By AmyJo Brown/OF THE COMMERCIAL STAFF
Friday, May 23, 2008 11:15 PM CDT

Bathrooms.

Whatever other designs and upgrades end up being made to the terminal for Grider Field Airport, bathrooms were the one thing everyone at a town hall meeting last week agreed needed to make a good impression.

Because that’s the first place pilots head after they land, they said.

“If there’s extra money to be spent, spend it there,” Glenn Bell, the chairman-elect of the Aviation Commission, emphasized.

The meeting, held last Tuesday evening, brought together about a dozen local pilots who shared ideas for how to refurbish the 8,000-square-foot, 1960s-style terminal. An architect with the local Nelson Architectural Group Inc. took notes.

No budget has been set yet for the project. And grant money is still being sought to leverage $60,000 the Pine Bluff City Council earmarked last year for the effort. But Roger Smart, the current chairman of the Commission, said Tuesday’s meeting was the first step to making the refurbishment — or complete renovation — of the terminal a reality.
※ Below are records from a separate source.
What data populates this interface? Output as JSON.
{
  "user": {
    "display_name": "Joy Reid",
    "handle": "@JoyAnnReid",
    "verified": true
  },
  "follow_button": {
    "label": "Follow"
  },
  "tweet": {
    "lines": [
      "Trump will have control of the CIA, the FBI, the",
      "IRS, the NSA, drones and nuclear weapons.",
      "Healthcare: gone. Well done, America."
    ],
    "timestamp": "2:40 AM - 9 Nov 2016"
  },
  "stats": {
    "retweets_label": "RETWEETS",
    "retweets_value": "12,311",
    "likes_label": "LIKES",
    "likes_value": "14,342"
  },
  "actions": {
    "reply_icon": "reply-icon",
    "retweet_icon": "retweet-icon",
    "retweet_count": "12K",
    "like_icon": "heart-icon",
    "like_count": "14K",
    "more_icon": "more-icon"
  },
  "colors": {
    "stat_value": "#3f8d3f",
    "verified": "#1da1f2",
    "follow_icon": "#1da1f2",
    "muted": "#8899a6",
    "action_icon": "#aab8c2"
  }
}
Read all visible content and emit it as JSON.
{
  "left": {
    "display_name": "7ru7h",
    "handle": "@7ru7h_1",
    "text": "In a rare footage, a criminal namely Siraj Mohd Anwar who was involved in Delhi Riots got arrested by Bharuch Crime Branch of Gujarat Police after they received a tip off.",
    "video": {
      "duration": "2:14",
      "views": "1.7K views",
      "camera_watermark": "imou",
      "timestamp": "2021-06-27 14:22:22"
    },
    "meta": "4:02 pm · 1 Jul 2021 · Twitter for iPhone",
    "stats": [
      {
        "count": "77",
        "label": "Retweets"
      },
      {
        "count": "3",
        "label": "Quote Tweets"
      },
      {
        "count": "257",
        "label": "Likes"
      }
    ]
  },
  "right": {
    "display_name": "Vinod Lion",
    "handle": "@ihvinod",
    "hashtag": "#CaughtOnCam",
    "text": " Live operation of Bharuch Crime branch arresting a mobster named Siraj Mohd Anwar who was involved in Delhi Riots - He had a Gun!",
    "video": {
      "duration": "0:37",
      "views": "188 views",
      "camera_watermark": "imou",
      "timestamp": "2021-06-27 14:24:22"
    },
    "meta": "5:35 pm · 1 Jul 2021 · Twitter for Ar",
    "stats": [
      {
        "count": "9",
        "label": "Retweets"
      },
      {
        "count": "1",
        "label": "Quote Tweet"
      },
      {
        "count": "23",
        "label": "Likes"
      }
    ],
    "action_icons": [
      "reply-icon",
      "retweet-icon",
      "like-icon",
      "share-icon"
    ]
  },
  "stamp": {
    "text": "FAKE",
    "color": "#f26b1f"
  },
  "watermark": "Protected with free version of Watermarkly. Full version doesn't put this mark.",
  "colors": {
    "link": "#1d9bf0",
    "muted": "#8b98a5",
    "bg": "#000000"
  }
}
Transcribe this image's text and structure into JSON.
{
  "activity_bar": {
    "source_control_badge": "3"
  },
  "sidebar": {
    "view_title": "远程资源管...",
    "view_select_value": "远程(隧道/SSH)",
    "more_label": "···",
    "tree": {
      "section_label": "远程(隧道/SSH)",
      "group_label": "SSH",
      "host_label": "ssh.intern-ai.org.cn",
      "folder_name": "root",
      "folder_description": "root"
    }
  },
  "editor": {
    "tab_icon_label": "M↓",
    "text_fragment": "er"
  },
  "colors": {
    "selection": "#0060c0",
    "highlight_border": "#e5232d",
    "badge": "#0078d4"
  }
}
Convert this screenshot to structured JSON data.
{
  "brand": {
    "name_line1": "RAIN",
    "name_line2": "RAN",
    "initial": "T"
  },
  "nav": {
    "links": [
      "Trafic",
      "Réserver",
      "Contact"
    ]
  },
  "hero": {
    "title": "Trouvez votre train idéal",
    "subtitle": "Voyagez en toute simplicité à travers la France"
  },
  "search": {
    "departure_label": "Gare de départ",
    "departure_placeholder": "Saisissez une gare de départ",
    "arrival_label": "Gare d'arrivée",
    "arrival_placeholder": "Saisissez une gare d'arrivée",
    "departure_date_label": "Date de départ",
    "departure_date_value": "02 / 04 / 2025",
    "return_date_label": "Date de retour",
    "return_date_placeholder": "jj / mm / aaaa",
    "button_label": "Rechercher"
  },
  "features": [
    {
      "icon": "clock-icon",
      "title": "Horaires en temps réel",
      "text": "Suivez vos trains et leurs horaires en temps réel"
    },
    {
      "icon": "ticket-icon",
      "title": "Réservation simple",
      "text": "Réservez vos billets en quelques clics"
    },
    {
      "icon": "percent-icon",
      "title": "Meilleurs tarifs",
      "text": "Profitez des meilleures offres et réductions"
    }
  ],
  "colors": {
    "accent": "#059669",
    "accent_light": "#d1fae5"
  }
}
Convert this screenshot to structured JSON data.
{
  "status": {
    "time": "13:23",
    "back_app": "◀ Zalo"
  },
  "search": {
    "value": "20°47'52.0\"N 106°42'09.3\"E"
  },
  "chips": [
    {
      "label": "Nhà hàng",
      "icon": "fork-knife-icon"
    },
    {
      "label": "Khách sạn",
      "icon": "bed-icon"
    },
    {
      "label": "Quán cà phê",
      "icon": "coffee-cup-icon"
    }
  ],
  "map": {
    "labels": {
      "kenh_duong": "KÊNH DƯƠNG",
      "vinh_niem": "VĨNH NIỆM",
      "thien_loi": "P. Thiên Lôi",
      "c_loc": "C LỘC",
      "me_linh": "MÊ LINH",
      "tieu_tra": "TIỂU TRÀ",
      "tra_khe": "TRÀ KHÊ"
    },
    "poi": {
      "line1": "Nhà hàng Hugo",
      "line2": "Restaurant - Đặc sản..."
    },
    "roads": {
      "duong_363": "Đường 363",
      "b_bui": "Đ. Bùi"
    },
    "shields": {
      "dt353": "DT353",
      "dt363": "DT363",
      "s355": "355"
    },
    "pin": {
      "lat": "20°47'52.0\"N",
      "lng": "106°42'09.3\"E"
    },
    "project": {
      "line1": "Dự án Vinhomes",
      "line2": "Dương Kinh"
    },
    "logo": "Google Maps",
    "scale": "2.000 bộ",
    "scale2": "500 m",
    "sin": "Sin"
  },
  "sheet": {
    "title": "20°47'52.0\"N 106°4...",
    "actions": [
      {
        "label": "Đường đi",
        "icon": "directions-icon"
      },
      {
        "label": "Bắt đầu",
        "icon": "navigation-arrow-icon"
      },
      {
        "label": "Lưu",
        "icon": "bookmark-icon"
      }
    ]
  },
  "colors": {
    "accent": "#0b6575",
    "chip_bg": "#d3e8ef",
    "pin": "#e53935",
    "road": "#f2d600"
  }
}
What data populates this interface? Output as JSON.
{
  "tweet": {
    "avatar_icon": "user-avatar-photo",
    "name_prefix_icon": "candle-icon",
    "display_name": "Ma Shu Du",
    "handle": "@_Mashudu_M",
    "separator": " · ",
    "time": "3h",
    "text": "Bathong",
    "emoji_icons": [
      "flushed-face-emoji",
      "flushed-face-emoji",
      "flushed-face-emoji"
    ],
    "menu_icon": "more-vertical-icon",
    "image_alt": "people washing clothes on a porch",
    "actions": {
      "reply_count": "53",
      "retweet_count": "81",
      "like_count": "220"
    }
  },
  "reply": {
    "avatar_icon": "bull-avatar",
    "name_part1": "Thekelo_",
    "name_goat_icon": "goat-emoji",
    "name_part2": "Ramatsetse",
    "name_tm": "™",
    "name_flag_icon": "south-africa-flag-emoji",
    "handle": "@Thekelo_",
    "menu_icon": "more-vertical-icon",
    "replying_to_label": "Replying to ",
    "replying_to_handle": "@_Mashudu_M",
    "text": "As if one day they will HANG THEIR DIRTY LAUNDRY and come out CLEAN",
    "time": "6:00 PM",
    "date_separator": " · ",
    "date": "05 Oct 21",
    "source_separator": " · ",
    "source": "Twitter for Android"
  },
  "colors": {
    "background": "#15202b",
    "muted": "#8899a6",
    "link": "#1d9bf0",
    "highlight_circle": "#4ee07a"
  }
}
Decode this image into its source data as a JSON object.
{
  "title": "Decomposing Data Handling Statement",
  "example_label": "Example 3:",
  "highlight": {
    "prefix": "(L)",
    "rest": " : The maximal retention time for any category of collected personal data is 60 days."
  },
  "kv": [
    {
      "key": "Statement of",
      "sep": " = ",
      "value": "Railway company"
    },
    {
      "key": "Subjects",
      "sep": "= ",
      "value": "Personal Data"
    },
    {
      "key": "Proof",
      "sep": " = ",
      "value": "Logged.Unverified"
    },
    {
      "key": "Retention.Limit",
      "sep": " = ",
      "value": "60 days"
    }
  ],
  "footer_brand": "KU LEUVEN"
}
“There will be limits to grants available that may limit the project,” he said. “But we don’t want to start out boxing ourselves in.”

Besides bathrooms, the wish list created Tuesday included a comfortable lounge area for pilots and visitors, a state-of-the-art flight planning room that could attract aviation students and their teachers, a high tech meeting room for the Pine Bluff community and an observation area where local residents could come and watch the planes taking off and landing.

Greg Gustek, director of the Pine Bluff Convention and Visitors Bureau, also emphasized that the airport should expand its World War II collectibles into a more user-friendly museum — possibly even including in the design a nostalgic facade.

Grider Field was originally a flight training school for World War II pilots, and much of that history is still preserved at the terminal, including a private collection of rebuilt planes used in that era.

In marketing the city, “the airport is the weakest link we have,” Gustek said, urging Aviation Commissioners to incorporate attractions for nonpilots and out-of-town visitors.

“This front door doesn’t look very good,” he said.

Also key among the discussion Tuesday was the idea that the airport, a general aviation airport open 24 hours a day, seven days a week, needed to cater more to its corporate clients because of the potential revenue that business could generate.

“The biggest part of our budget’s revenue is fuel sales,” Smart said.

Richard Taylor, of the Nelson Architecture Group, said Tuesday’s meeting was a productive fact-finding mission.

“We’ll take all that and put together a design,” he said, adding that the scope of the project was still all to be determined. “It may be a phased project. We’ll just have to see. I don’t have any preconceived notions.”

Ted Davis, an assistant to Mayor Carl A. Redus Jr., said he was excited about the discussion had at the town hall meeting.

“This is the way to make things work,” he said.